Sea-ice hazards in cold-region sea areas pose significant challenges to the structural safety of offshore wind turbines. Although traditional ice-resistant cone pile foundations can effectively reduce ice loads, their application to large-diameter piles involves a pronounced load trade-off: reductions in peak ice forces are often accompanied by substantial increases in wave loads. To address this issue, this study proposes a modular downward-pressure-induced (DPI) ice-resistant wind turbine foundation. A computational fluid dynamics-discrete element method coupled numerical framework, validated through scaled physical model experiments, is employed to investigate the dynamic evolution of broken ice interaction with the DPI foundation, including initial contact, accumulation-induced jamming, and subsequent dynamic release.
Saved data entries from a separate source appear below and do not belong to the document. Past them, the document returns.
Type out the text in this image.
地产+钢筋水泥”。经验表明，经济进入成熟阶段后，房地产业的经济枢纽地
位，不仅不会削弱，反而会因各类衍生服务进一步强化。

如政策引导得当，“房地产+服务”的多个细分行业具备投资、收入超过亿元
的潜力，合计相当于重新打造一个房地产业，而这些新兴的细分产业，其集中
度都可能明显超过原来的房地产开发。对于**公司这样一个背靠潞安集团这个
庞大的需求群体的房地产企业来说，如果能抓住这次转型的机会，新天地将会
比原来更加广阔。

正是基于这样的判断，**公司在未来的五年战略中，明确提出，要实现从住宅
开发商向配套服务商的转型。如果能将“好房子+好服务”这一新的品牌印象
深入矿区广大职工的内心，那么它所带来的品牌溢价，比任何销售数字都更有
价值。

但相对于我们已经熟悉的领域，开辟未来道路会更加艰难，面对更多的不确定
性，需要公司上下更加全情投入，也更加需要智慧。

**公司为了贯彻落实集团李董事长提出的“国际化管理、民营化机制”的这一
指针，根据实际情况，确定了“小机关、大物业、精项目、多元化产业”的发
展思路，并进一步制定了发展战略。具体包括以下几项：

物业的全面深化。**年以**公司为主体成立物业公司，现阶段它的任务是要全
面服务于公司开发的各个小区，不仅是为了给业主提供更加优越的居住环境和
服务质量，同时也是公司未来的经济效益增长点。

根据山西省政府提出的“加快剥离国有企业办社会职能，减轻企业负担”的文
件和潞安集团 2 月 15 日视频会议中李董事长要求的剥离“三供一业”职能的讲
The results show that while maintaining effective ice-resistant performance, the DPI foundation significantly reduces both horizontal and vertical wave loads, thereby alleviating the inherent design trade-off of conventional ice-resistant cone foundations, in which improved ice resistance is achieved at the expense of increased wave loading. Parametric sensitivity analysis further indicates that when the ice-guiding angle ranges from 25° to 35° and the circumferential arrangement angle ranges from 22.5° to 30°, the DPI foundation most effectively suppresses ice force-chain locking, resulting in optimal ice-resistant performance. This study provides useful insights for the coordinated control of ice and wave loads and for the lightweight design of pile foundations in cold-region environments.